Was the 8-team format a success with the benefit of hindsight? It certainly kept the kettle boiling throughout the season and ensured every match was meaningful. In theory it also brought the best against the best, but outside the Premier Section the other clubs are already under threat as their better players might now feel the need to move. Whether such a move is driven by ambition or remuneration is a moot point, but the poor return by the CIYMS team on the field proves money can’t buy success.

That said, many struggling NCU clubs would disagree as they see the Premier Section as money-driven and semi-professional. Inevitably this will create a major divide between those who have and those who have not. The money being bandied around is absurd for a sport without spectators and sustainable income outside bar profits and rich patrons. But at the end of the day isn’t professionalism the way all contemporary sports have moved in the modern era?

The 8-team Premiership was not challenged at the NCU AGM and neither was professionalism. Perhaps this reflects an acceptance of the status quo or the lethargy that seems to have enveloped NCU AGMs in recent years. Had North Down won their last match three clubs within an 8-team format would have shared the Premiership. It could have been four had Civil Service started their season the way they finished it. This is ridiculous in modern cricket yet no proposal was put forward to have a tiebreaker on run rate.

Long gone are the great debates of yesteryear that featured many of the best orators in local cricket. In their place we had the routine presentation of rule changes from the hard-working and often maligned NCU administrators. From their midst Lurgan’s Billy Boyd was elected President and Muckamore’s Andy Clement Chairman and nobody could challenge their credentials in reaching the top two NCU positions. Both have been great servants to the cause and we wish them well.

NCU Chairmen down the years have been renowned for holding the fort as opposed to driving into new territory, and although Cricket Ireland now has a domineering aura over provincial cricket, big Andy is determined to leave an imprint in his two years in office. He is already moving though the Cricket Ireland administration with similar aplomb and he brings a refreshing breath of air and vision to the post.

There are certainly plenty of opportunities on the horizon to move the game forward at all levels. Interprovincial cricket is back on the road map, and the success of the Ireland team has given the game a huge boost of interest across the 32 counties.
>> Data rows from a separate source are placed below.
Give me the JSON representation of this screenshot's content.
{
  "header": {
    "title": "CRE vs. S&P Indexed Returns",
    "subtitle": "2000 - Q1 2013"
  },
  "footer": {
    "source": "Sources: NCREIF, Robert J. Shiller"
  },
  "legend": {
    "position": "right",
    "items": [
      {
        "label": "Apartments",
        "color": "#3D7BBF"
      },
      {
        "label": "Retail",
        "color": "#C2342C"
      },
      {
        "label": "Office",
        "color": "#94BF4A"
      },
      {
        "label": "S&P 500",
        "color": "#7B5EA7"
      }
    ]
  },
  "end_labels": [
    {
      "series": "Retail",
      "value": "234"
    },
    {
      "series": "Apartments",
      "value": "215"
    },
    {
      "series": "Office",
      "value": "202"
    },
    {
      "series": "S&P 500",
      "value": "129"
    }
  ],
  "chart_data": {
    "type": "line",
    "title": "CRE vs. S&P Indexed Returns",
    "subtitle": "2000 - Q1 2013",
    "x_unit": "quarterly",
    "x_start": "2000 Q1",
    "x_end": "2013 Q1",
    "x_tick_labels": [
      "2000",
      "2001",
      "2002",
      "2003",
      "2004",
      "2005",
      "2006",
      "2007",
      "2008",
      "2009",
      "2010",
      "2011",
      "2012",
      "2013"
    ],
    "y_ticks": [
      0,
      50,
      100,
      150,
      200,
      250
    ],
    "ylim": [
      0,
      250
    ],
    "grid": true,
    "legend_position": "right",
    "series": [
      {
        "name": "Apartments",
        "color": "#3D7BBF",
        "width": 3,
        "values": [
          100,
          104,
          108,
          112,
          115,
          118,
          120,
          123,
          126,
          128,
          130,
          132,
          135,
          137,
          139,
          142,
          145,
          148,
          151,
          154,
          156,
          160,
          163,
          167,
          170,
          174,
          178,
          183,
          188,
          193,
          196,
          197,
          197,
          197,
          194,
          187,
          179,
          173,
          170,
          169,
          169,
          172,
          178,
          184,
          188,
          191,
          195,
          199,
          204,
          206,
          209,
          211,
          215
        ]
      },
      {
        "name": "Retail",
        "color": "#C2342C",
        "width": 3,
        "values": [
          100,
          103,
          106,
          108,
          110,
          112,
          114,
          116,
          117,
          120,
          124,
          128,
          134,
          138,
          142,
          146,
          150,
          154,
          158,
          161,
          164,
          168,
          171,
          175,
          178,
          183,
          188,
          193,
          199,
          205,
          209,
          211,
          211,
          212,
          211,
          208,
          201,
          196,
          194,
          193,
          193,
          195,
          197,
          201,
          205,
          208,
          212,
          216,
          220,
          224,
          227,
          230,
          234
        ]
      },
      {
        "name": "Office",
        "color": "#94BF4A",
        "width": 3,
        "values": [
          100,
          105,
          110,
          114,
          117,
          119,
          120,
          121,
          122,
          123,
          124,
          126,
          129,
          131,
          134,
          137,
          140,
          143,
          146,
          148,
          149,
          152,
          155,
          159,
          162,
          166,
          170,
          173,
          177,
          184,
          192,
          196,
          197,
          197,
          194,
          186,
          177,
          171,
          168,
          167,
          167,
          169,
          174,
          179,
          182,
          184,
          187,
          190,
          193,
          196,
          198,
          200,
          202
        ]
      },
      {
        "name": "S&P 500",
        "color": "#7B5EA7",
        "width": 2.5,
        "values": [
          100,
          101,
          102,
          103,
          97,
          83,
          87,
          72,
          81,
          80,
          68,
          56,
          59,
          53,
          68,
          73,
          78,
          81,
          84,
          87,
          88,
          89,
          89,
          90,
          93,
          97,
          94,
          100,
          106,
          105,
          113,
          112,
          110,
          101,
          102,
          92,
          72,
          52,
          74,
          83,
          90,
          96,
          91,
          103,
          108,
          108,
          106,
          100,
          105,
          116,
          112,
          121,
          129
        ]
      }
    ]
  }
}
Can new clubs be generated, can more schools include cricket in their activities especially in nationalist areas, can we get Ladies cricket off the ground, can we get more sponsors on board, can we get better playing facilities and can we make watching cricket a pleasure rather than a chore? Can we step up to the plate and give cricket a much more progressive and modern image on and off the field and not ply all our money into the coffers of the players. These are some of the issues that will face the new NCU Chairman and his team going forward.

In the meantime let’s see some healthy debate on the cricket Forums and enjoy the exploits of Cricket Ireland and Boyd Rankin rather than be dragged down by petty speculation of who is going where next April. There are more exciting things happening than promoting a gossip mill.